Jun 02 2008
Tip of the Day: Learn an API documentation syntax.
If you write programs or “code applications,” then you should seriously check into the standard commenting and API documentation syntax available to that language.
This has 2 primary benefits, possible others:
- You learn to properly comment your code.
- Your code explains itself to other programmers.
And anything that increases your efficiency and aptitude in something you enjoy either as a hobbyist or as a professional can only result in positive learning — the best kind.

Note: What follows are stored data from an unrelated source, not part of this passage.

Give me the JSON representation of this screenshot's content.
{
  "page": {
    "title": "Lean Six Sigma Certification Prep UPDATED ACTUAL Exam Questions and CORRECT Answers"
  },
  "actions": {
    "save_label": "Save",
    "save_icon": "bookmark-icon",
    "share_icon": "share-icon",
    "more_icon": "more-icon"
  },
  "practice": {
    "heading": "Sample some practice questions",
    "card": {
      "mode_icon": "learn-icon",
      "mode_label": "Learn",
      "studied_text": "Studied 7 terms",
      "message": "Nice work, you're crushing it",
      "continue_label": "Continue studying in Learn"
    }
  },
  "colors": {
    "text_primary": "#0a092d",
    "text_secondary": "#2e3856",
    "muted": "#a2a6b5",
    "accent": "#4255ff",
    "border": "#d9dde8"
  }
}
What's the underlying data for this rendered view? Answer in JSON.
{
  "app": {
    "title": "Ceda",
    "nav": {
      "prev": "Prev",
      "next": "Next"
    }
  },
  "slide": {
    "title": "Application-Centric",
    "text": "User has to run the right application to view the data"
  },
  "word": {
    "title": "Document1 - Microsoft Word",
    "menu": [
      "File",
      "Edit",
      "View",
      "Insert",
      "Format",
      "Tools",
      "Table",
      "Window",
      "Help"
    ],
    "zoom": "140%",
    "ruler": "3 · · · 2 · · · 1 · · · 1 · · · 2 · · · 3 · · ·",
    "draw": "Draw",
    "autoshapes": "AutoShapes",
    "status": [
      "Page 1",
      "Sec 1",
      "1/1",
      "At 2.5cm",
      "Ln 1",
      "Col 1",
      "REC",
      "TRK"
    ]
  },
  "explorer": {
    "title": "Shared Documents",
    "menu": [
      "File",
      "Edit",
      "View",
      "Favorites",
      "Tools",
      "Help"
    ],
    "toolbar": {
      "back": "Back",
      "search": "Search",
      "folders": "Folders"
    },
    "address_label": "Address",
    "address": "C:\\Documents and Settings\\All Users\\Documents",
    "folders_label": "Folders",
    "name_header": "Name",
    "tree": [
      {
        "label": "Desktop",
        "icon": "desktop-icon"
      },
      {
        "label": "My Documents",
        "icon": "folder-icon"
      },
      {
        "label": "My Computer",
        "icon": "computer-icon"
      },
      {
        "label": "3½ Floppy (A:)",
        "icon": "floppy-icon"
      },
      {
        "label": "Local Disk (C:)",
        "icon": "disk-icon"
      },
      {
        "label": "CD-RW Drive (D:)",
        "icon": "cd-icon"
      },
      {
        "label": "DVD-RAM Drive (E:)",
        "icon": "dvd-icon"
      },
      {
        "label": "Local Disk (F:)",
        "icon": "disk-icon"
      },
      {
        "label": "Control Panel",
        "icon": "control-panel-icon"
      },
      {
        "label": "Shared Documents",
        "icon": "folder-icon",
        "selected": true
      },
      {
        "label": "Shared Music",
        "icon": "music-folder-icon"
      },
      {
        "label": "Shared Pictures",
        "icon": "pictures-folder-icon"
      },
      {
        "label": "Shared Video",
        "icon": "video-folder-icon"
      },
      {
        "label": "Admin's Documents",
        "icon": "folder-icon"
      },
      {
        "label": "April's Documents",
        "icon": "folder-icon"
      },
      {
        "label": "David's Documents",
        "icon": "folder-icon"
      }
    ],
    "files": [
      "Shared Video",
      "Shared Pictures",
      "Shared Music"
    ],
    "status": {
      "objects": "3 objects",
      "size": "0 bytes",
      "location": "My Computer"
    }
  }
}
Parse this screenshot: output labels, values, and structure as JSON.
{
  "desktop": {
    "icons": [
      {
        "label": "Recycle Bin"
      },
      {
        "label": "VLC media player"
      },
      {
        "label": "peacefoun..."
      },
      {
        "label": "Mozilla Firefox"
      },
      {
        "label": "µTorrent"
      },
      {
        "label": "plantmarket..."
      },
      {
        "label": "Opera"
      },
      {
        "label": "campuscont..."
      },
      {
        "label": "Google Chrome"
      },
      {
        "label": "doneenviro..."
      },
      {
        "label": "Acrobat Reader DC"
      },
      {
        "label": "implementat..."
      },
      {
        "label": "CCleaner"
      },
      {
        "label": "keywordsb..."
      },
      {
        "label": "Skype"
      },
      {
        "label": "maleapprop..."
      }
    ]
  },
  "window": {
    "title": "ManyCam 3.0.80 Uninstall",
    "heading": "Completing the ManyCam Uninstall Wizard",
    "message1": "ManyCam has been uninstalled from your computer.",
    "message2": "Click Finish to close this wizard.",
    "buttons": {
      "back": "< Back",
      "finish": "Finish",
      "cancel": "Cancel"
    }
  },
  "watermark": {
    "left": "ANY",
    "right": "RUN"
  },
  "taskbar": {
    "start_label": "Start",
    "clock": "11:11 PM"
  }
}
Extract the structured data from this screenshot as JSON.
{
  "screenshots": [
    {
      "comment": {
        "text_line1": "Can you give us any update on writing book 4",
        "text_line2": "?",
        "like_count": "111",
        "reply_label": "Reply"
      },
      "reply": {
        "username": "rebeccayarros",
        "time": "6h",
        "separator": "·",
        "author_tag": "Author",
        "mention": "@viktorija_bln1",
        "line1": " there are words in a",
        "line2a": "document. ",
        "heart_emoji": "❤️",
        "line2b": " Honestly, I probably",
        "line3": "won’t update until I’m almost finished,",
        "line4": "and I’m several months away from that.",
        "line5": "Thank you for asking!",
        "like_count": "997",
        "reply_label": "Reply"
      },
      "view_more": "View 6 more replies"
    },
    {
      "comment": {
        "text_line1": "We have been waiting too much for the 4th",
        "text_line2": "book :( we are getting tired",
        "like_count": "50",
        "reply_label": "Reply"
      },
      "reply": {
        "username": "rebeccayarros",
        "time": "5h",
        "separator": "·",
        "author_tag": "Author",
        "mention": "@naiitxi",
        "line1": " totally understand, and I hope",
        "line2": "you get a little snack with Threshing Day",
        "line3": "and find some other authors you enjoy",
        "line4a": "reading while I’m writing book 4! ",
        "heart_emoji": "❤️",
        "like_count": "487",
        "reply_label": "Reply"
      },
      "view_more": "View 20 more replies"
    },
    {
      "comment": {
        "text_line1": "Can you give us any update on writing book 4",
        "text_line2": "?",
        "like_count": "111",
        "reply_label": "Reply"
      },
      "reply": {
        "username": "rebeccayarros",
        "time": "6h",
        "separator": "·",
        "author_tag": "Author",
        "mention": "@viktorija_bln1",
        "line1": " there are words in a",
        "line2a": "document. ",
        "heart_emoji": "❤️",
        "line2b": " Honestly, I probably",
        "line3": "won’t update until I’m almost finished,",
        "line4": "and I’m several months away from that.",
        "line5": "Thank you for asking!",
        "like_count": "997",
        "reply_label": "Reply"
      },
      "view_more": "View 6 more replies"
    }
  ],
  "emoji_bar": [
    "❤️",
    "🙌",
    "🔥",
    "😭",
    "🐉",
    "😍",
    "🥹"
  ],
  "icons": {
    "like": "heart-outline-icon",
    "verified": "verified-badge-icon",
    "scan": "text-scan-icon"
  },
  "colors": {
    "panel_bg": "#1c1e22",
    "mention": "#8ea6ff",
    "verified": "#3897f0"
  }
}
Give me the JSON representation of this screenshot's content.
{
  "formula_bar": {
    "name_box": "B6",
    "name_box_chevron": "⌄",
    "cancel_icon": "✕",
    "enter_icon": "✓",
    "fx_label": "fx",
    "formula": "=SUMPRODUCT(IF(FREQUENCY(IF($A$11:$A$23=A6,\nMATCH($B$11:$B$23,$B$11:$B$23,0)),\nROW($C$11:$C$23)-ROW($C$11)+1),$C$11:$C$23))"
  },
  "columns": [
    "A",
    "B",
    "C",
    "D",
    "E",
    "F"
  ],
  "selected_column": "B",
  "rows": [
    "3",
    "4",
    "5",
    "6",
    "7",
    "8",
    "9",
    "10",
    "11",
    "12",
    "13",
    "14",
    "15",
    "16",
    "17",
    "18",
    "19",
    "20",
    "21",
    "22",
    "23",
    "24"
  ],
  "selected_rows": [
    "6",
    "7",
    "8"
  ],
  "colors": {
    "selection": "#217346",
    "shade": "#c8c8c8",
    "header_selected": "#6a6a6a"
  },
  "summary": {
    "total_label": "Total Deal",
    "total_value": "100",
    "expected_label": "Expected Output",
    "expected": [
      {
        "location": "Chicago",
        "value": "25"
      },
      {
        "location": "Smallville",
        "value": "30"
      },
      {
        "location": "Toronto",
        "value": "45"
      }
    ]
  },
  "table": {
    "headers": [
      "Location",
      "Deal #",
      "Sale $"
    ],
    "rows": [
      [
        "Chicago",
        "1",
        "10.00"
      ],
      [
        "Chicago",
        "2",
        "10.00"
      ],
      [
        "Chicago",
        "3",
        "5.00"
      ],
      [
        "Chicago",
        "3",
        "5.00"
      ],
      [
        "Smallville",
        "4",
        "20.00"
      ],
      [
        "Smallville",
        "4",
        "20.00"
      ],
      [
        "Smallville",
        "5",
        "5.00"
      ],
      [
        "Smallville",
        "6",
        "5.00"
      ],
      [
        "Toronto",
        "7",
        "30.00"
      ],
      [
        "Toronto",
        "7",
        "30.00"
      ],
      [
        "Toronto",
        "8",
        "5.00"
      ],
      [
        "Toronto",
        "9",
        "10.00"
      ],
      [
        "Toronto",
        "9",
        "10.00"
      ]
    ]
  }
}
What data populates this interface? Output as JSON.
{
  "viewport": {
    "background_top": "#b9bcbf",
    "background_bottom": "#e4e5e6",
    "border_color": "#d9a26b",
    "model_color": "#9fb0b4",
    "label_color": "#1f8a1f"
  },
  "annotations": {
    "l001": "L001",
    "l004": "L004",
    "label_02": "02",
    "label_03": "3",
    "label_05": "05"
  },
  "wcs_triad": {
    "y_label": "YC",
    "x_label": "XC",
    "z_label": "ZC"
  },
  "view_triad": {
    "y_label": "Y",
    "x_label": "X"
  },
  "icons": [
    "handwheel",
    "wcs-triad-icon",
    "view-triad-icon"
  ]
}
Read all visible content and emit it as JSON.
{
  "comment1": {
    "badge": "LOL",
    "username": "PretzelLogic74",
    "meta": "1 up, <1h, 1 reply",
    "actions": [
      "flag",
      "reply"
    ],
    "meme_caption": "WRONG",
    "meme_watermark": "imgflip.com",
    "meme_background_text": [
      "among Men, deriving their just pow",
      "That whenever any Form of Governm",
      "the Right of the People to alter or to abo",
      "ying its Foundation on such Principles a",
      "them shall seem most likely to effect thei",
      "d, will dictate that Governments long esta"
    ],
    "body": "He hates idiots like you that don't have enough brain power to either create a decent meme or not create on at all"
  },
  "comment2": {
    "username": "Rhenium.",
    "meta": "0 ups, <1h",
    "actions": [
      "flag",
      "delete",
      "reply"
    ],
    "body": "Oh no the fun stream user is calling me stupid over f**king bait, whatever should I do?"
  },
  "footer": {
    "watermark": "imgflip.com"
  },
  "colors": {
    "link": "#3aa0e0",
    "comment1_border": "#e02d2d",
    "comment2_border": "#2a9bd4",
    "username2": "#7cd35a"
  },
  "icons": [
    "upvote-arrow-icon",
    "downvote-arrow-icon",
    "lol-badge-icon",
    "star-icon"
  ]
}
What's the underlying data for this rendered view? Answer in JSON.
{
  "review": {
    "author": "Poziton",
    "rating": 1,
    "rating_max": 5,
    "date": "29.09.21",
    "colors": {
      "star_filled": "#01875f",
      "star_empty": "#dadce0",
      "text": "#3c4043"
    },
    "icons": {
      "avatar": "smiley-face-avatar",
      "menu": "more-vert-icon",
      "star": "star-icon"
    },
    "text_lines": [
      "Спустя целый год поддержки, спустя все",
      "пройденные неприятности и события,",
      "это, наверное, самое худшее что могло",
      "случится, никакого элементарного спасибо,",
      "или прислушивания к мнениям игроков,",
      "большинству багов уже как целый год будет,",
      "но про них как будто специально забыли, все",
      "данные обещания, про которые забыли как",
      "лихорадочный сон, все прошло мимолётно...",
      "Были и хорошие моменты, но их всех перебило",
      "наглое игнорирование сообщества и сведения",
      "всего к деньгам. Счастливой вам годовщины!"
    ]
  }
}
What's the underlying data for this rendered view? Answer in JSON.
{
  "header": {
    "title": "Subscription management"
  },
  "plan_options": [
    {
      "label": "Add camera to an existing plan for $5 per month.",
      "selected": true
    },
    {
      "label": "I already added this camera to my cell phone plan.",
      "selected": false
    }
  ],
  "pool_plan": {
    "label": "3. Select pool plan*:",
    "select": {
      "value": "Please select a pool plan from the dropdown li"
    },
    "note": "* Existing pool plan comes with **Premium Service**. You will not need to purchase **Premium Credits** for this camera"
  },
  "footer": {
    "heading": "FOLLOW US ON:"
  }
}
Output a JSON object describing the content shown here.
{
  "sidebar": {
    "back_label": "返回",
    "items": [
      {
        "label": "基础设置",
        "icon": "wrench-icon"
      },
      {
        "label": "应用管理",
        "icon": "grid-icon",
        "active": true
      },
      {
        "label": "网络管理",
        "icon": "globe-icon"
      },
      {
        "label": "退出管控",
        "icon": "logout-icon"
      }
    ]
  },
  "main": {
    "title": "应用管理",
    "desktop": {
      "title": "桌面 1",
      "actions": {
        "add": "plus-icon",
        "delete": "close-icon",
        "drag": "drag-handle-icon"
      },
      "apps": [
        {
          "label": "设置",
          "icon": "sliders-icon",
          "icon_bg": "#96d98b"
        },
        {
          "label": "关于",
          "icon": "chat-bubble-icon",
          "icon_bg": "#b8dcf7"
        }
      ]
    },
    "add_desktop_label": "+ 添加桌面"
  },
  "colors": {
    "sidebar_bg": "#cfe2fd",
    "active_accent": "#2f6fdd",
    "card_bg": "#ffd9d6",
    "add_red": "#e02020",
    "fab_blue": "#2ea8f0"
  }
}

Wikipedia’s comparison of documentation generators can be found here. This lists the majority of those I could possibly think to show you, so make sure to research the language you code with.
These tools generate API documentation based on your properly formatted comments.
The ones I keep in mind are:
- JSDoc for JavaScript
- Apydia for Python
- GTK-Doc for C
- phpDocumentor for PHP
- See “best for last” at the bottom of the page for PHP, C#, and Python.
Otherwise, I have not used any others, but I have heard that:
- Doc-O-Matic
- ROBODoc
- TwinText
- Universal Report
Are the most robust. And the article I provided earlier illustrates that same assumption.
I believe I saved the best for last, and that is Doxygen. As far as I know, Doxygen can automatically generate well-formatted API documentation for several languages and is by far the most robust*. If it currently had deep support for JavaScript and/or ASM (assembler or assembly) I would tentatively call it the ultimate and only tool necessary.
* Please let me know if there is a more robust or preferred tool — either by industry or by popularity.